Keith Thompson: “Before, our trade was around 30% with the EU. [Now] it’s about zero ‘© Charlie Bibby / FT

“Don’t ask me about Brexit,” said Thompson between haggling with a merchant of three Louis-Philippe gilt-framed mirrors, eventually settling on £ 2,000 in cash and producing a thick wad of banknotes. £ 20 from a satchel around her waist. .

“Our trade was around 30% with the EU – customers in France, Italy and Germany – but since the restrictions took effect it has fallen to practically zero,” he said.

Still, not everyone at Ardingly was giving up. For other dealers, such as Cambridgeshire-based Kevin Hairsine, Brexit has been an opportunity, allowing him to open a customs and advisory service charging customers £ 180 per month for advice.

Kevin Hairsine at the Ardingly antiques fair

Kevin Hairsine, center, has set up a customs and advisory service for traders © Charlie Bibby / FT

Hairsine, who studied to qualify for the UK Customs Academy online, is preparing to offer customs clearance services to customers trying to negotiate new regulations. These are expected to become more complex when the UK introduces full customs controls later this year, which the UK government has unilaterally delayed for a year to give UK businesses more time to adjust.

He said some taxidermy items should be allowed under the CITES convention for endangered species, for example, while wood products are subject to different controls depending on the category to which they belong.

“There are subtleties,” he explained. “A French Louis XIV wooden table will not need to go through the Forestry Commission wood checks, but an old tree trunk that has been turned into a table, which still has bark, will. . ”

A few stalls further down, another independent trader, Henry Vaughan, is also looking to cash in and works with his brother, who lives in France, to provide a full delivery service for antique dealers to shop in French markets and deliver to a hub in France for subsequent delivery.

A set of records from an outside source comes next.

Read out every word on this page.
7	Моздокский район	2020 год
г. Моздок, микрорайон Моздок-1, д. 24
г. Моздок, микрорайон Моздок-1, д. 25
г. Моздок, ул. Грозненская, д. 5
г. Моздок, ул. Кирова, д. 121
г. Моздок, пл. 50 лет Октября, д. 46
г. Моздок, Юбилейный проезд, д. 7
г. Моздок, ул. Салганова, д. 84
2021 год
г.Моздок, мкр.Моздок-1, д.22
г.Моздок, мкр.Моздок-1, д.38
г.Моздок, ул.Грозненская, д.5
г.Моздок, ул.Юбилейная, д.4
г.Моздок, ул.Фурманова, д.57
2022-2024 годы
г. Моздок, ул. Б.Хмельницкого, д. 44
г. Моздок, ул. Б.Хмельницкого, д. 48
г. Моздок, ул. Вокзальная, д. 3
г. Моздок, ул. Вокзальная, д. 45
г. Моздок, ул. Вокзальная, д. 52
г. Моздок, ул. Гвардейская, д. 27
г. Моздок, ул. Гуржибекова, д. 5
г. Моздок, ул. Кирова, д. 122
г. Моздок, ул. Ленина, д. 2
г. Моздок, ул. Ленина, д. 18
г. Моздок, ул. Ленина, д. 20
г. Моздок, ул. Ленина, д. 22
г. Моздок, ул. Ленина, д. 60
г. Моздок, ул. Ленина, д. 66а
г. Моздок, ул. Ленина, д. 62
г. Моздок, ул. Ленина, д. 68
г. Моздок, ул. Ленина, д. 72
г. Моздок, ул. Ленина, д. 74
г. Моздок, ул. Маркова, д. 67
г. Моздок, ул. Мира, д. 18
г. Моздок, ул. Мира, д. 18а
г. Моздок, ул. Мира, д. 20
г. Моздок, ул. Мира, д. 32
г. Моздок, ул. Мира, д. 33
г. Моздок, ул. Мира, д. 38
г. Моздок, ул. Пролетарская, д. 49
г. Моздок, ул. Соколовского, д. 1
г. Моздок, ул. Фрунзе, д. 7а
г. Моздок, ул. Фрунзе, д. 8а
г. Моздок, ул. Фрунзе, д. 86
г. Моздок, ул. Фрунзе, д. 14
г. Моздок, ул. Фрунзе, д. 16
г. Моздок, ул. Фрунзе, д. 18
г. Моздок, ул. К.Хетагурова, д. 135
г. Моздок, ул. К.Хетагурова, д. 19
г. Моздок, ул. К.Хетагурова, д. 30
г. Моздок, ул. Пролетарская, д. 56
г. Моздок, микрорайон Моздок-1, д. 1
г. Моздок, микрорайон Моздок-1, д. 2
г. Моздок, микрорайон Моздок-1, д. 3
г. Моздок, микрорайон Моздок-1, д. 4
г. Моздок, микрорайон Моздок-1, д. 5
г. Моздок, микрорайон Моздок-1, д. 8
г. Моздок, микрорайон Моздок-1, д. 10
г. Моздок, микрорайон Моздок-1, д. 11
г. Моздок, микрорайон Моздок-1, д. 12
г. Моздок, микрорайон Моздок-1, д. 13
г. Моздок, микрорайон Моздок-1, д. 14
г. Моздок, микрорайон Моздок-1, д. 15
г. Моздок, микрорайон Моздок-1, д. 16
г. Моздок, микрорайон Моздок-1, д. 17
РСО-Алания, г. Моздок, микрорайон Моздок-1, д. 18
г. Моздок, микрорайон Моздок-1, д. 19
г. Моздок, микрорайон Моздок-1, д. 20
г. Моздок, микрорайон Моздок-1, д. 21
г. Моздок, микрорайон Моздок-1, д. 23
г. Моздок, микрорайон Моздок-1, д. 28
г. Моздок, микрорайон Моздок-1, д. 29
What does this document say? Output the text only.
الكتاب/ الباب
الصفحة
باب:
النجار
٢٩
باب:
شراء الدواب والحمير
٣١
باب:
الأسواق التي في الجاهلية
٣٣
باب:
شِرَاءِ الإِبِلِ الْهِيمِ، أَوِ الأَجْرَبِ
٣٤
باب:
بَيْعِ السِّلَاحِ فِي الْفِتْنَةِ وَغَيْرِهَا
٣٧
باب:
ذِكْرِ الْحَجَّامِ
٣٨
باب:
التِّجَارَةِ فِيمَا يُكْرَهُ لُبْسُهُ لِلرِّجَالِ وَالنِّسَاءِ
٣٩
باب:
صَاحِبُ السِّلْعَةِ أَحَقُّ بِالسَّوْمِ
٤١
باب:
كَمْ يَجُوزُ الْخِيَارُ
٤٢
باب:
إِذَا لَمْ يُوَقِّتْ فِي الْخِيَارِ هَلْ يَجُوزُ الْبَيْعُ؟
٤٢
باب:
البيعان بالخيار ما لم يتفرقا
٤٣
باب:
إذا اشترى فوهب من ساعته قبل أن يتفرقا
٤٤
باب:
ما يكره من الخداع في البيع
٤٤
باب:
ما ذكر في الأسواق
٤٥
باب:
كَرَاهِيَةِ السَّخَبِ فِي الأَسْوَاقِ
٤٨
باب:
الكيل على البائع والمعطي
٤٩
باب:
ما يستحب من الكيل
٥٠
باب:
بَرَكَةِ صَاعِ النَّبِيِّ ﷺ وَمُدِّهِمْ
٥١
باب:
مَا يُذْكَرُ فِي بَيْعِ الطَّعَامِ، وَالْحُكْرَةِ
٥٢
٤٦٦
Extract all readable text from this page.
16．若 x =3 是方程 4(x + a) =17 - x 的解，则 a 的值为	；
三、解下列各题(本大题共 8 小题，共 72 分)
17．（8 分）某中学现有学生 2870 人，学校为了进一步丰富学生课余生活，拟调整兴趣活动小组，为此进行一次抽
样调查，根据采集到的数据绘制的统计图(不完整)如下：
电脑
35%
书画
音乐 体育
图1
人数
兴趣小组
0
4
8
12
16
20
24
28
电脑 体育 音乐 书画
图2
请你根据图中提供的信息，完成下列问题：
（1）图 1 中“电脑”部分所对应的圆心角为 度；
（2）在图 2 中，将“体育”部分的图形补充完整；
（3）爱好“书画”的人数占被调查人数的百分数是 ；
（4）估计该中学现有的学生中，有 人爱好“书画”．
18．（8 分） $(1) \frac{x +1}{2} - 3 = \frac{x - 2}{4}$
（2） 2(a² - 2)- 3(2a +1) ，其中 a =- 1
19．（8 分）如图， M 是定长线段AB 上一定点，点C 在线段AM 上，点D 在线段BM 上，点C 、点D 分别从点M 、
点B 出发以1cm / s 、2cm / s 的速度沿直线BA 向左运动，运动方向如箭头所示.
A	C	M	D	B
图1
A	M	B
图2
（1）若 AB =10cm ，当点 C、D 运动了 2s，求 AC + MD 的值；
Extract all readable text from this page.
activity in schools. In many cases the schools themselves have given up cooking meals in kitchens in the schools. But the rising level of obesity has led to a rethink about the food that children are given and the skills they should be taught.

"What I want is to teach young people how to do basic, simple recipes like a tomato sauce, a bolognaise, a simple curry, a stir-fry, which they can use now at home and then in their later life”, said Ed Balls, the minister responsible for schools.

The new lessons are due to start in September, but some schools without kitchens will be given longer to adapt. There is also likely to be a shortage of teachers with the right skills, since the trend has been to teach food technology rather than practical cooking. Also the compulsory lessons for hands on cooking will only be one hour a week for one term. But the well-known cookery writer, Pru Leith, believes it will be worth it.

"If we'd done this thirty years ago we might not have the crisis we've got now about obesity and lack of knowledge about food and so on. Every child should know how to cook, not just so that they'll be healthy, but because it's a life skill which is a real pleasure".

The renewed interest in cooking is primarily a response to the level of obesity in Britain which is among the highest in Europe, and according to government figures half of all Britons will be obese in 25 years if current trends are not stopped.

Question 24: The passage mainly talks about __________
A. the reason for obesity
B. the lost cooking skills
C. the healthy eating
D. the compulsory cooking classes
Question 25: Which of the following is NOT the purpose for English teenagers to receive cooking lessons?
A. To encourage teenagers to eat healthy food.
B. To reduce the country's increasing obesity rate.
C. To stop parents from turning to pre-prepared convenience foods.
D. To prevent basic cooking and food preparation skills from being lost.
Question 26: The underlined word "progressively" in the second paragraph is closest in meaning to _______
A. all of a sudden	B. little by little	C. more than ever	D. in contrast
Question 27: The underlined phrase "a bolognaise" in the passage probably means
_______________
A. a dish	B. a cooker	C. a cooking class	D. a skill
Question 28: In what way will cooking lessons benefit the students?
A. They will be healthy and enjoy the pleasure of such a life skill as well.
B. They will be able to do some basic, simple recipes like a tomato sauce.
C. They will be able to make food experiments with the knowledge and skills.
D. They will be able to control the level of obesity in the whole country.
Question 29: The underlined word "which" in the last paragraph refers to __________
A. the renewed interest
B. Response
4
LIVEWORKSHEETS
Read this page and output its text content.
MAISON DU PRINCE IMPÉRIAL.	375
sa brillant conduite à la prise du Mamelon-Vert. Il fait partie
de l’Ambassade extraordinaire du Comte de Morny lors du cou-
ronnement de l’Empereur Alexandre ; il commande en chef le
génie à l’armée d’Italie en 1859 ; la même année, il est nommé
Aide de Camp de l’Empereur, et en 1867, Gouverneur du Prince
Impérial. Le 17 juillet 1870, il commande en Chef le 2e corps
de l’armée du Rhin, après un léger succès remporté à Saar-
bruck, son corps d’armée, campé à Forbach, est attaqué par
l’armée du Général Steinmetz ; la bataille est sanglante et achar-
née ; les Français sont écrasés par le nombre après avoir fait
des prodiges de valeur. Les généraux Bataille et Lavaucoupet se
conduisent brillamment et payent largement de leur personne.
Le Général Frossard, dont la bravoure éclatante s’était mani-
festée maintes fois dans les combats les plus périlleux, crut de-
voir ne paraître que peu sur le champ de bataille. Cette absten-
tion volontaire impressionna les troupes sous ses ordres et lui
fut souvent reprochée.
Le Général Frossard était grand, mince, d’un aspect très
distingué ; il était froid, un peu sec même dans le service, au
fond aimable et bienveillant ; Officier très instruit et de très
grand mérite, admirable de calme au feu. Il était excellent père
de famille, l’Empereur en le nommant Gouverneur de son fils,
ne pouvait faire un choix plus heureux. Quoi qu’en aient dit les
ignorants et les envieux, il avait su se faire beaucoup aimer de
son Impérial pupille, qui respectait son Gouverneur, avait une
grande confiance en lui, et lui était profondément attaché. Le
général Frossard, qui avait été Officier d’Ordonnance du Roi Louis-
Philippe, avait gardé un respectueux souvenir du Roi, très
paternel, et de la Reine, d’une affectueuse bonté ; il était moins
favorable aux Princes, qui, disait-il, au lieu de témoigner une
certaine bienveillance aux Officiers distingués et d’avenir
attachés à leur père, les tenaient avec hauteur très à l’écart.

Between offering someone a prize on an old French tin tub, Vaughan said he thought his new business would be popular, but still assumed many small dealers wouldn’t care. “It used to take five dollars to get that bath back, now it’s £ 40 and a lot of headaches. Multiply that over hundreds of items and for many resellers that is too much. It devastated a lot of people. “

Henry Vaughan and his stall at the Ardingly antiques fair

Henry Vaughan works with his brother, who lives in France, to provide a full delivery service © Charlie Bibby / FT

Nonetheless, Kathryn Singer, director of strategy for the British Association of Antiquarians, said she hoped crafty traders on both sides of the Channel would learn to adapt.

“Brexit has definitely created a lot of new documents and protocols, and we are working with the government to see where these can be reduced. But the dealers are a pretty stubborn breed and they tend to get it right, ”she said.